The rules of the major games that challenge Artificial Intelligence (AI) algorithms, such as Chess and Go, were created before the computers themselves, thinking about people’s competitions. Actually, they were created for a reality where the coldness and the brute force of the machines were not a competitive differential.
In addition, the total number of possible moves were created to allow matches to be played in relatively short times, due to the mental effort required, or even to enable quick matches. In this way, a match with experienced players can typically last 50 moves in Chess and 200 moves in Go. So even though AI developers for these games consider the high complexity of the decision tree involved, the fact is that the limited number of total moves makes it all easier these days, for systems with high computing potential like big IT players and with brute-force capability to analyze millions of total games in fractions of seconds.
Therefore, I believe that the moment we use games with old rules to measure the effectiveness of the state of the art of AI as a benchmark of cognitive potential comparison, our measurement is not right. Also, I think it is best to establish new rules that filter out exactly emotional issues and brute force, and at the same time really make the problem of solving these highly complex games more and more difficult, bringing competition to a new level of challenge, where we will really measure the evolution of machines that seek to think, as humans.
But as change rules, even older ones, is not easy, my proposal is to change only one rule, at least for the famous Chess and Go games, as a new golden rule for AI evaluation.
And this new rule I propose is very simple: to determine the number of moves per match where it would be possible for a player to redo a previous piece move after the last move of his opponent, i.e., to return a movement that considered worse than the probable line of reasoning of the adversary, or yet, simply was a typical mistake by emotional questions, only realizing later the gravity of its error.

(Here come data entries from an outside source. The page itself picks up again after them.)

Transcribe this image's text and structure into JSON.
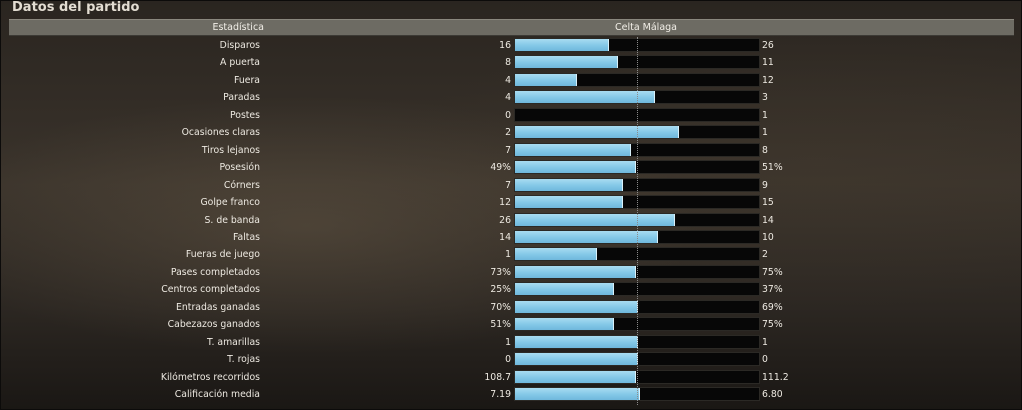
{
  "window": {
    "title": "Datos del partido"
  },
  "header": {
    "stat_label": "Estadística",
    "teams_label": "Celta Málaga"
  },
  "colors": {
    "bar_fill": "#86c9e8",
    "bar_track": "#070707"
  },
  "stats": [
    {
      "label": "Disparos",
      "left": "16",
      "right": "26",
      "home_fraction": 0.38
    },
    {
      "label": "A puerta",
      "left": "8",
      "right": "11",
      "home_fraction": 0.42
    },
    {
      "label": "Fuera",
      "left": "4",
      "right": "12",
      "home_fraction": 0.25
    },
    {
      "label": "Paradas",
      "left": "4",
      "right": "3",
      "home_fraction": 0.57
    },
    {
      "label": "Postes",
      "left": "0",
      "right": "1",
      "home_fraction": 0.0
    },
    {
      "label": "Ocasiones claras",
      "left": "2",
      "right": "1",
      "home_fraction": 0.67
    },
    {
      "label": "Tiros lejanos",
      "left": "7",
      "right": "8",
      "home_fraction": 0.47
    },
    {
      "label": "Posesión",
      "left": "49%",
      "right": "51%",
      "home_fraction": 0.49
    },
    {
      "label": "Córners",
      "left": "7",
      "right": "9",
      "home_fraction": 0.44
    },
    {
      "label": "Golpe franco",
      "left": "12",
      "right": "15",
      "home_fraction": 0.44
    },
    {
      "label": "S. de banda",
      "left": "26",
      "right": "14",
      "home_fraction": 0.65
    },
    {
      "label": "Faltas",
      "left": "14",
      "right": "10",
      "home_fraction": 0.58
    },
    {
      "label": "Fueras de juego",
      "left": "1",
      "right": "2",
      "home_fraction": 0.33
    },
    {
      "label": "Pases completados",
      "left": "73%",
      "right": "75%",
      "home_fraction": 0.49
    },
    {
      "label": "Centros completados",
      "left": "25%",
      "right": "37%",
      "home_fraction": 0.4
    },
    {
      "label": "Entradas ganadas",
      "left": "70%",
      "right": "69%",
      "home_fraction": 0.5
    },
    {
      "label": "Cabezazos ganados",
      "left": "51%",
      "right": "75%",
      "home_fraction": 0.4
    },
    {
      "label": "T. amarillas",
      "left": "1",
      "right": "1",
      "home_fraction": 0.5
    },
    {
      "label": "T. rojas",
      "left": "0",
      "right": "0",
      "home_fraction": 0.5
    },
    {
      "label": "Kilómetros recorridos",
      "left": "108.7",
      "right": "111.2",
      "home_fraction": 0.49
    },
    {
      "label": "Calificación media",
      "left": "7.19",
      "right": "6.80",
      "home_fraction": 0.51
    }
  ]
}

Undoubtedly, this would be a controversial change, and to be honest totally improbable, given the history and tradition of these games. Be that as it may, here is a way to seek to balance the dispute between machine and man in the main points presented previously, besides allowing to increase infinitely the total number of moves per game, so that the real state of the art of technology can be evaluated of AI in this area, today and in the future, making a new story in this fascinating dispute.